Dias de chumbo
    Estes nossos dias estão tremendos, sufocantes, tumultuados. A mídia - rádio, TV, jornal - está em pleno carnaval. Poucas vezes viveu uma festa tão repleta de notícias sensacionais. Investigações, denúncias, prisões contra políticos, empresários, policiais, traficantes, juízes, promotores, criminosos notórios. Tudo no “mesmo saco”, com a mesma exposição pública, sem qualquer reserva ou cautela processuais. Antes de qualquer defesa, já no indiciamento, a polícia federal leva à tiracolo as câmaras da TV aberta, para o noticiário diário, nas suas diligências de busca e apreensão, e prisões.
    Os pseudo-liberais, falsos moralistas, vibram com essas bravatas públicas. Mas será que o Estado Democrático de Direito admite esta exposição pública em investigações, antes do julgamento final com amplo direito de defesa? Observe-se que não estamos questionando as investigações, que devem ser o mais rigorosas possíveis.
    Também, não advogamos penas mais amenas aos julgados e condenados. Pelo contrário, todos estes devem ser severamente punidos.
    O que nos atormenta é a desenvoltura e a publicidade, que têm acontecido no momento inaugural do processo. Os ACUSADORES têm desempenhado a função de juízo final, indistintamente, para criminosos reincidentes e notórios, como para os acusados primários. Os momentos na história de “caça às bruxas”, e inquisição despótica não enriquecem a humanidade.
    Estamos vivendo um período de grande euforia investigativa. Em todos os setores da sociedade surgem atos criminosos e ou condenáveis. O ambiente social se agita. O tema da corrupção e do crime domina todas as conversas. Os “puritanos” de todas as origens ficam excitados. Está tudo perdido, o crime e a corrupção estão em toda parte, não tem mais jeito, é preciso prender, arrebentar, dar golpe, acabar com o governo, arrematam contundentes.
    Todavia, torna-se necessário aos que querem punições rigorosas, mas legítimas, legais, a reflexão sobre outro ponto importante e recorrente. Esse período de turbulência só ocorre com a prática da democracia, e mesmo assim, com um governo que escancara e que estimula as investigações. Quase sempre, quando os casos de corrupção e crime aparecem com maior intensidade no noticiário, é porque há estímulo e liberdade para o combate a essas ações por parte das autoridades superiores. Nem sempre é porque esteja ocorrendo maior número desses delitos. Os governos que temem, que têm “rabo preso”, evitam as investigações. Quando não há investigações, não há notícia; não há notícia, ninguém fica sabendo. Ninguém fica sabendo, ninguém protesta. Mas, isto, rigorosamente, não quer dizer que esteja havendo menor número de delitos, pelo contrário, aí está o ambiente propício para a desenvoltura dos bandidos. A calmaria e o silêncio favorecem os que praticam o ilícito.

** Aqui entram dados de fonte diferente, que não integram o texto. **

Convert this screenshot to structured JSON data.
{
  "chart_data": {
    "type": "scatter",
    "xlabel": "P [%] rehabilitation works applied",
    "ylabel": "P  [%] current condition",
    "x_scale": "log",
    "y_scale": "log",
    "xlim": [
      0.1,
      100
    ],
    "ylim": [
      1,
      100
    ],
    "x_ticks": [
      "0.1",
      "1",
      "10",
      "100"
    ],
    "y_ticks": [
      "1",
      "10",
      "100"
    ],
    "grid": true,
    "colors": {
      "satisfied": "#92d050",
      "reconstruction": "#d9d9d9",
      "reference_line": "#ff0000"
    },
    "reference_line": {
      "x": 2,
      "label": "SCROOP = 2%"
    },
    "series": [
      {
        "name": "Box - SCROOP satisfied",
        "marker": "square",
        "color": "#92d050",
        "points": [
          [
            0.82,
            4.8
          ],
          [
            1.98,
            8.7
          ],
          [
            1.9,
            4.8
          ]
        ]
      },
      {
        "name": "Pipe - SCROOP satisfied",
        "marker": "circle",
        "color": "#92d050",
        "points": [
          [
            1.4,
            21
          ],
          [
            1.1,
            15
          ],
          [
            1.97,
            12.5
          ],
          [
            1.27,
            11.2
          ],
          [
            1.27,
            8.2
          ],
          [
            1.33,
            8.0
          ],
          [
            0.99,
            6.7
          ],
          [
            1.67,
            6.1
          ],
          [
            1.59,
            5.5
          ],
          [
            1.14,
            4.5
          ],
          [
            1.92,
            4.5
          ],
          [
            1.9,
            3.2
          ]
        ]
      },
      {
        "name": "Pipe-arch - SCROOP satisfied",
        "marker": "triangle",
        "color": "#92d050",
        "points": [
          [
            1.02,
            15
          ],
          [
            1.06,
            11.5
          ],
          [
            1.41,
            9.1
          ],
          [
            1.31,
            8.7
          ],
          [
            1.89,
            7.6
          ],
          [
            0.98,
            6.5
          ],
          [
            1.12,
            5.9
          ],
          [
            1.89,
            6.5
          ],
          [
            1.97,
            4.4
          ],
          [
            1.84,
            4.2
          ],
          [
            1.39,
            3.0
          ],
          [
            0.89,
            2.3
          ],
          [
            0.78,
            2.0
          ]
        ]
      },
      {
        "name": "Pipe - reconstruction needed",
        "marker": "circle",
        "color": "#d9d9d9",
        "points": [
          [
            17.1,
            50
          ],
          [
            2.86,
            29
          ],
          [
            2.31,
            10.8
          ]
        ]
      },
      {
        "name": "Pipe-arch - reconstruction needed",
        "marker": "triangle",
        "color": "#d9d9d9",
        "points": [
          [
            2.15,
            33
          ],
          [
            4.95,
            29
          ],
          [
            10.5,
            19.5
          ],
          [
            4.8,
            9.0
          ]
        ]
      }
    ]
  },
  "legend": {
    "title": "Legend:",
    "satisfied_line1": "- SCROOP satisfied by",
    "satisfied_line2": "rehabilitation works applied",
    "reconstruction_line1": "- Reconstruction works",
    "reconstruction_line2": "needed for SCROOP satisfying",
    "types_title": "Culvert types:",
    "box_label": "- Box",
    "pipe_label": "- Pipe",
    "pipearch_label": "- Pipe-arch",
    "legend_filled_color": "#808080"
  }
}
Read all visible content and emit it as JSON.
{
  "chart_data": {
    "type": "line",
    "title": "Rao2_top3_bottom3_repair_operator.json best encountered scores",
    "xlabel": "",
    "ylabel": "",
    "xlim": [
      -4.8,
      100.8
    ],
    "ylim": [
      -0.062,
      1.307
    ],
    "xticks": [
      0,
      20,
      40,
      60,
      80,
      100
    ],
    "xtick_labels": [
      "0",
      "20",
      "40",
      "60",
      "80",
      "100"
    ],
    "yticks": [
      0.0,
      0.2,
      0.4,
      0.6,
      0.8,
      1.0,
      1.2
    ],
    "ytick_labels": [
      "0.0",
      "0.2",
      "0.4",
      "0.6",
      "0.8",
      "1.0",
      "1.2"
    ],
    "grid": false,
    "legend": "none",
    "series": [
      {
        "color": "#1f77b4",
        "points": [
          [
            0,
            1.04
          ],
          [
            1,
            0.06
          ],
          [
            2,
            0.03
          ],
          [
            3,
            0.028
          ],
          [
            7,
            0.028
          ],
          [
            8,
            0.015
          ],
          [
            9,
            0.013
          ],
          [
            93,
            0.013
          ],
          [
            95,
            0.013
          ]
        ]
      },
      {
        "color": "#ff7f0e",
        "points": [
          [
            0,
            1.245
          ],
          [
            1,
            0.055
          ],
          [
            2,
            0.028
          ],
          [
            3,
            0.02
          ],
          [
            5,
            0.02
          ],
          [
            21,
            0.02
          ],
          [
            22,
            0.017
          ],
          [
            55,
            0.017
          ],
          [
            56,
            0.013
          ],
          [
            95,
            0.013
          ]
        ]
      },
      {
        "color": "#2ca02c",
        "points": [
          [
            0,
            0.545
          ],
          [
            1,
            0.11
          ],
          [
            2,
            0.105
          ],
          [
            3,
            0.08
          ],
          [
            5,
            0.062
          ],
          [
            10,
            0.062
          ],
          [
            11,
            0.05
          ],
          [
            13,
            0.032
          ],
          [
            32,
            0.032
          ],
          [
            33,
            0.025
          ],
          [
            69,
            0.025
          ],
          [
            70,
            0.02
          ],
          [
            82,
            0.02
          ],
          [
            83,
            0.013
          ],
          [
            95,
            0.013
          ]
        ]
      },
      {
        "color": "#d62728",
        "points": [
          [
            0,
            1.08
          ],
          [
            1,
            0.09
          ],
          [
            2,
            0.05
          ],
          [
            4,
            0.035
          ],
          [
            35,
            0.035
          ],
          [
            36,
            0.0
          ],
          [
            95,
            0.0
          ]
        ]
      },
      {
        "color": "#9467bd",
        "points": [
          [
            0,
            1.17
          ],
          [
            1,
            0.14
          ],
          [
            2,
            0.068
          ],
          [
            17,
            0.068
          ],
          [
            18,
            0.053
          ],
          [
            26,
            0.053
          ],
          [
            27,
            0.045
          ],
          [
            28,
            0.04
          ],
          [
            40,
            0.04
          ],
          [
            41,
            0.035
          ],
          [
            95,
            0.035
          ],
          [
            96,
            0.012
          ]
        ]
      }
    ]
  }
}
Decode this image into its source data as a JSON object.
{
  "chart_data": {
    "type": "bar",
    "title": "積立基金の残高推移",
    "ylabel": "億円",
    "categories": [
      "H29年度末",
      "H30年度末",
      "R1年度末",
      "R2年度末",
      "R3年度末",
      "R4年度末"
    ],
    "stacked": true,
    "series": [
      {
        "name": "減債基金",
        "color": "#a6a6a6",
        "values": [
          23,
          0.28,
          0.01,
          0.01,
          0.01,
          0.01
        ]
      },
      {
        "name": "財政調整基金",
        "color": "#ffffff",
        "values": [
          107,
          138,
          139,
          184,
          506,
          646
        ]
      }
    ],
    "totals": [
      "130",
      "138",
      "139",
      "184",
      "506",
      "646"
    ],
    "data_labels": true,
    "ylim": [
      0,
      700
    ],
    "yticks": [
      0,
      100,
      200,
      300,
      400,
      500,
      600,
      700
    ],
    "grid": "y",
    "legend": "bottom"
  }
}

    É preciso encontrar na turbulência do momento um ponto altamente positivo. Fico feliz quando tomo conhecimento de que a Polícia desbaratou mais uma quadrilha; quando foi apreendida mais uma quantidade de drogas e presos os traficantes; quando são pegos os “bandidos” do orçamento, do mensalão, das propinas etc. Eles sempre existiram, agora estão sendo descobertos. Que bom que o sejam!...
    É, também, conveniente considerar que tomamos conhecimento de tudo porque temos ampla liberdade de imprensa, o que é, altamente, positivo. Mas, é preciso conter-se para que a liberdade de alguns não se transforme em abuso de poder contra outros.
    A presunção da inocência deve prevalecer até que se prove o contrário. E, isto só ocorre com sentença de juiz competente passada em julgado. Até aí, é sagrado e consagrado o direito à privacidade. Ninguém deve ser colocado no pelourinho da opinião pública antes de condenação final. Isto faz parte dos direitos fundamentais, e tem origem no direito natural. Sem a prevalência desses direitos não há sociedade organizada, não há Estado Democrático de Direito.